Beau Dick: John
FEB 6 - May 30, 2021
Fazakas Gallery, 688 E Hastings St, Vancouver, BC, V6A 1R1
Amidst these times of upheaval and uncertainty, perhaps a vital opportunity afforded to us is to hold close the connections deemed most important to us. These forces act as elixirs that flow through our bodies and spirits. Our kinships transcend the fragmented fissures of a society marked by division, providing us with the restoration we need the most. And this, we should celebrate.
In 2015, Fazakas Gallery hosted the solo exhibition, Drama, exploring the unique cultural perspective of Beau Dick: an artist who produced for Kwakwaka'wakw performance and ceremony, while upholding his moral and financial responsibility towards his larger community through activism and mutual support.
During this exhibition, LaTiesha Fazakas introduced Beau to John Todrick who was similar to him in manner and sensibility. The kindred friendship formed between the two was instant and would keep them symbiotically entangled through many avenues during their lifetimes.
John supported Beau, not only through the acquisition of his carvings but in allyship and friendship; endorsing his multiple walking expeditions in protest of the Federal government's abuse of the land, water, and treaties of the First Nations.

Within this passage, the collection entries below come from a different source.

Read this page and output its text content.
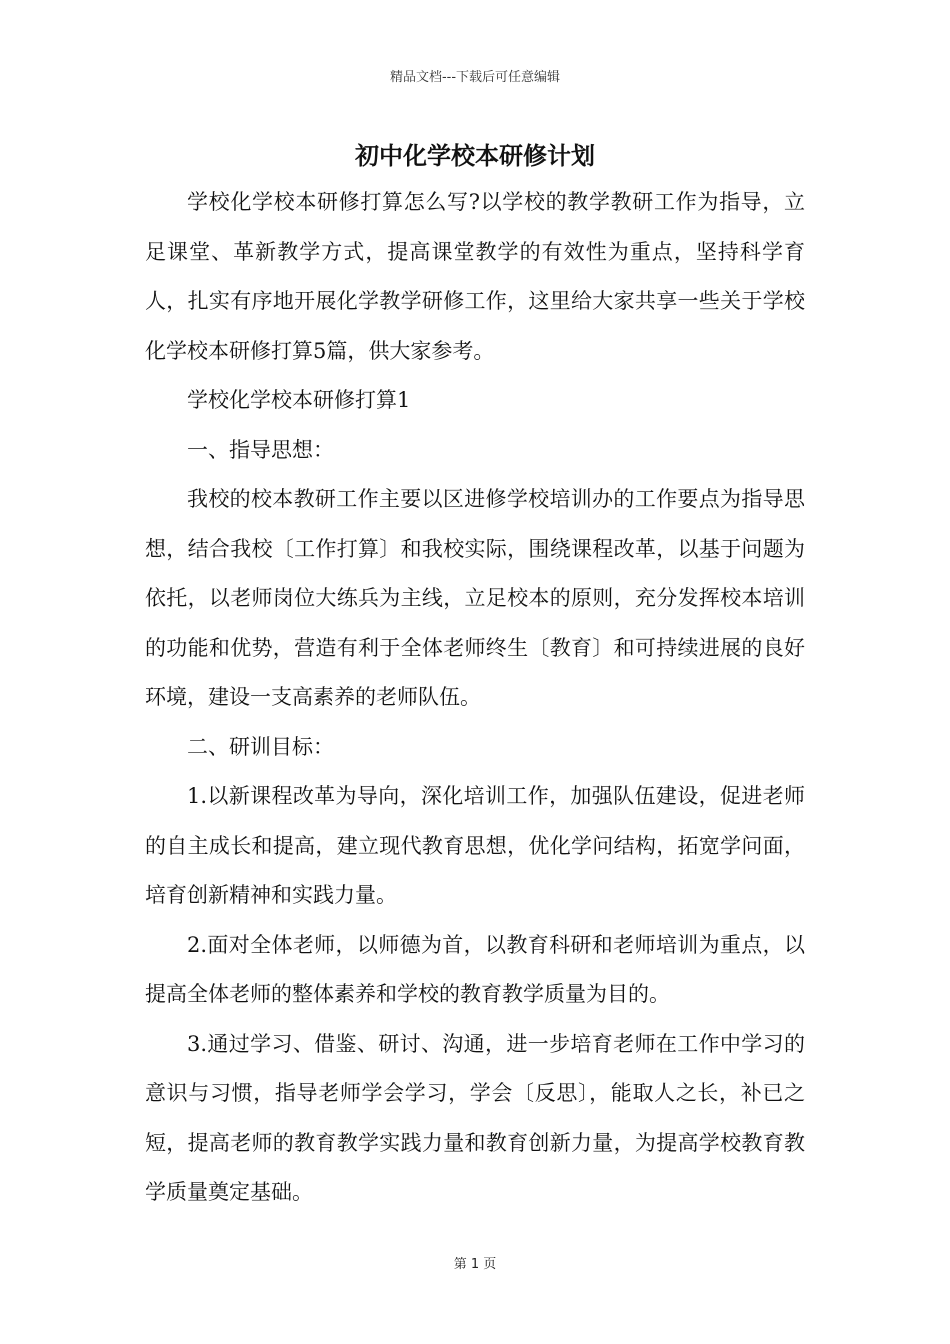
精品文档---下载后可任意编辑
初中化学校本研修计划

学校化学校本研修打算怎么写?以学校的教学教研工作为指导，立足课堂、革新教学方式，提高课堂教学的有效性为重点，坚持科学育人，扎实有序地开展化学教学研修工作，这里给大家共享一些关于学校化学校本研修打算5篇，供大家参考。

学校化学校本研修打算1

一、指导思想：

我校的校本教研工作主要以区进修学校培训办的工作要点为指导思想，结合我校〔工作打算〕和我校实际，围绕课程改革，以基于问题为依托，以老师岗位大练兵为主线，立足校本的原则，充分发挥校本培训的功能和优势，营造有利于全体老师终生〔教育〕和可持续进展的良好环境，建设一支高素养的老师队伍。

二、研训目标：

1.以新课程改革为导向，深化培训工作，加强队伍建设，促进老师的自主成长和提高，建立现代教育思想，优化学问结构，拓宽学问面，培育创新精神和实践力量。

2.面对全体老师，以师德为首，以教育科研和老师培训为重点，以提高全体老师的整体素养和学校的教育教学质量为目的。

3.通过学习、借鉴、研讨、沟通，进一步培育老师在工作中学习的意识与习惯，指导老师学会学习，学会〔反思〕，能取人之长，补已之短，提高老师的教育教学实践力量和教育创新力量，为提高学校教育教学质量奠定基础。

第 1 页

As such, John chronicles the relationship between Beau Dick and John Todrick, paying homage to the cross-pollination of their individual legacies, which meet to produce a formative kinship that was at once generative in the material sense, but also deeply personal. Here, we are met with the significance of uncovering not only the political, social, and intellectual motives behind an artist's creation, but also the multitude of relational and collaborative forces that embrace and fortify the perception of the world in which the artist seeks to articulate. This, for Beau, was John.